Wilfredo Leon, un nom qui résonne avec puissance dans le monde du volley-ball. Enfant prodige cubain, il est aujourd'hui une arme fatale pour la Pologne, notamment grâce à son service dévastateur. Son objectif ultime : décrocher l'or olympique avec la sélection européenne, le seul titre qui manque à son palmarès déjà bien rempli.

Un palmarès impressionnant
Quadruple vainqueur de la Ligue des champions, vice-champion du monde en 2010 avec Cuba, et champion d'Europe en 2023 avec la Pologne, Wilfredo Leon a déjà marqué l'histoire du volley-ball.

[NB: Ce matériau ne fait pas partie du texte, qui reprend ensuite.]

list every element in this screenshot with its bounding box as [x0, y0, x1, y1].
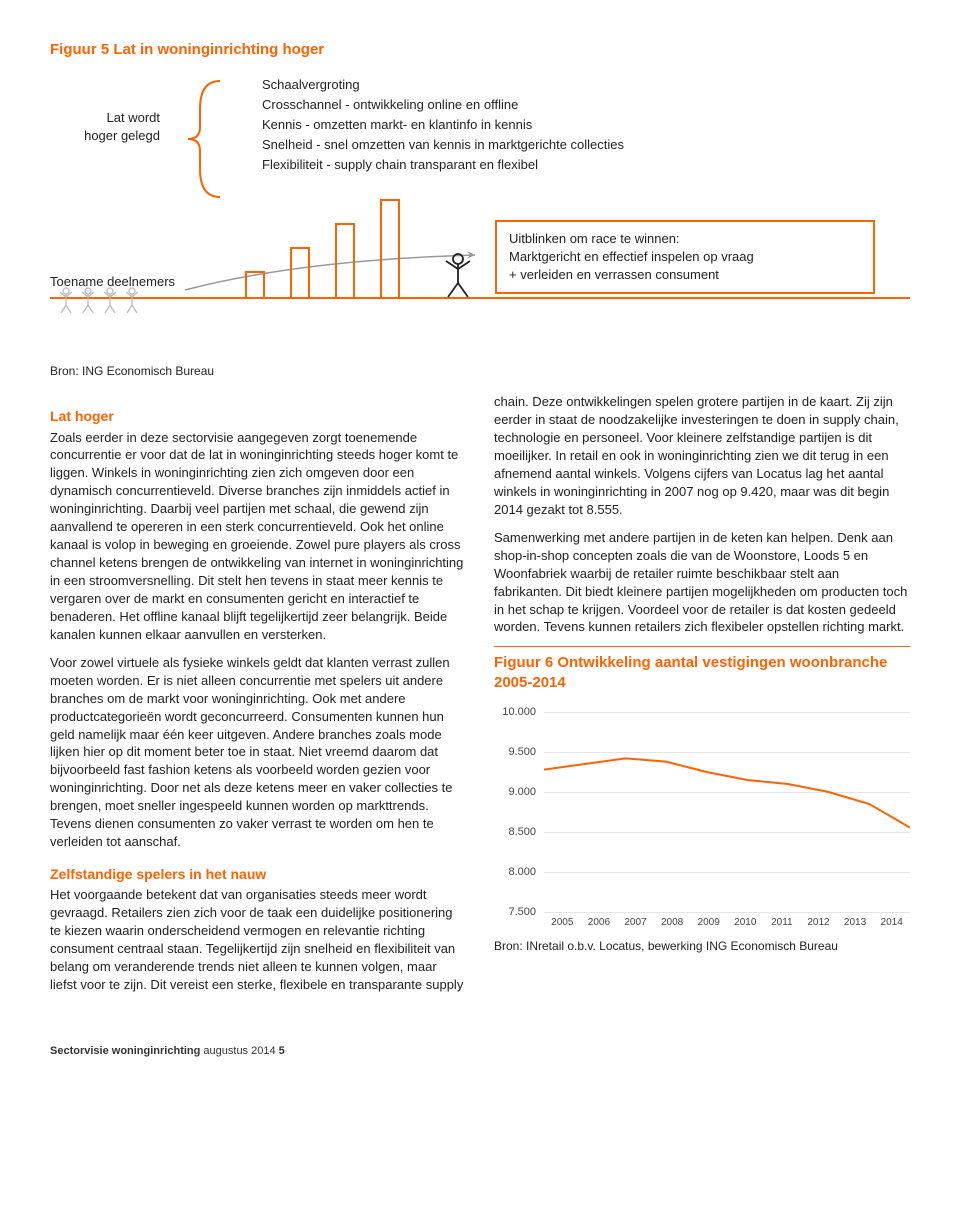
- x-tick-label: 2014: [873, 916, 910, 930]
- bar: [245, 271, 265, 299]
- bullet: Snelheid - snel omzetten van kennis in m…: [262, 135, 624, 155]
- para: Voor zowel virtuele als fysieke winkels …: [50, 654, 466, 851]
- figure5-diagram: Lat wordt hoger gelegd Schaalvergroting …: [50, 75, 910, 345]
- win-box: Uitblinken om race te winnen: Marktgeric…: [495, 220, 875, 294]
- y-tick-label: 8.000: [494, 865, 536, 880]
- y-tick-label: 9.000: [494, 785, 536, 800]
- x-tick-label: 2010: [727, 916, 764, 930]
- bullet-list: Schaalvergroting Crosschannel - ontwikke…: [262, 75, 624, 176]
- winner-stick-icon: [438, 251, 478, 301]
- para: chain. Deze ontwikkelingen spelen groter…: [494, 393, 910, 519]
- footer-light: augustus 2014: [200, 1045, 278, 1057]
- x-tick-label: 2008: [654, 916, 691, 930]
- bullet: Kennis - omzetten markt- en klantinfo in…: [262, 115, 624, 135]
- x-tick-label: 2013: [837, 916, 874, 930]
- figure5-title: Figuur 5 Lat in woninginrichting hoger: [50, 40, 910, 61]
- footer-bold: Sectorvisie woninginrichting: [50, 1045, 200, 1057]
- bullet: Schaalvergroting: [262, 75, 624, 95]
- body-columns: Lat hoger Zoals eerder in deze sectorvis…: [50, 393, 910, 1004]
- figure6-title: Figuur 6 Ontwikkeling aantal vestigingen…: [494, 653, 910, 692]
- figure6-chart: 10.0009.5009.0008.5008.0007.500 20052006…: [494, 712, 910, 930]
- y-tick-label: 9.500: [494, 745, 536, 760]
- x-tick-label: 2006: [581, 916, 618, 930]
- bullet: Crosschannel - ontwikkeling online en of…: [262, 95, 624, 115]
- lat-label: Lat wordt hoger gelegd: [50, 109, 160, 145]
- y-tick-label: 8.500: [494, 825, 536, 840]
- bar: [335, 223, 355, 299]
- bar: [290, 247, 310, 299]
- y-tick-label: 7.500: [494, 905, 536, 920]
- right-column: chain. Deze ontwikkelingen spelen groter…: [494, 393, 910, 1004]
- x-tick-label: 2005: [544, 916, 581, 930]
- para: Samenwerking met andere partijen in de k…: [494, 529, 910, 637]
- heading-zelfstandige: Zelfstandige spelers in het nauw: [50, 865, 466, 884]
- line-series: [544, 712, 910, 912]
- left-column: Lat hoger Zoals eerder in deze sectorvis…: [50, 393, 466, 1004]
- para: Het voorgaande betekent dat van organisa…: [50, 886, 466, 994]
- x-tick-label: 2007: [617, 916, 654, 930]
- y-tick-label: 10.000: [494, 705, 536, 720]
- figure5-source: Bron: ING Economisch Bureau: [50, 363, 910, 380]
- brace-icon: [170, 79, 230, 199]
- figure6-source: Bron: INretail o.b.v. Locatus, bewerking…: [494, 938, 910, 955]
- x-tick-label: 2009: [690, 916, 727, 930]
- page-footer: Sectorvisie woninginrichting augustus 20…: [50, 1044, 910, 1059]
- lat-l1: Lat wordt: [107, 110, 160, 125]
- bar: [380, 199, 400, 299]
- x-tick-label: 2011: [764, 916, 801, 930]
- lat-l2: hoger gelegd: [84, 128, 160, 143]
- winbox-l2: Marktgericht en effectief inspelen op vr…: [509, 248, 861, 266]
- footer-page: 5: [279, 1045, 285, 1057]
- bullet: Flexibiliteit - supply chain transparant…: [262, 155, 624, 175]
- x-tick-label: 2012: [800, 916, 837, 930]
- para: Zoals eerder in deze sectorvisie aangege…: [50, 429, 466, 644]
- winbox-l1: Uitblinken om race te winnen:: [509, 230, 861, 248]
- winbox-l3: + verleiden en verrassen consument: [509, 266, 861, 284]
- ground-line: [50, 297, 910, 299]
- heading-lat-hoger: Lat hoger: [50, 407, 466, 426]
- stick-figures-icon: [50, 287, 170, 321]
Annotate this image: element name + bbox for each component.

Pourtant, il n'a encore jamais foulé un podium olympique.
« Je vise la médaille d'or, il faut toujours viser la victoire et travailler dur pour l'obtenir, dit-il à l'AFP. Parfois on réussit, parfois non, mais il n'y a qu'un objectif : il faut toujours viser l'or. »
S'il parvient à décrocher l'or à Paris, peu après avoir célébré ses 31 ans, le réceptionneur-attaquant, réputé comme l'un des meilleurs joueurs au monde et capable de renverser un match à lui seul grâce à son service, « viendra immédiatement montrer » sa médaille aux enfants du club Les Anges de Torun, dans le nord de la Pologne, la ville natale de sa femme.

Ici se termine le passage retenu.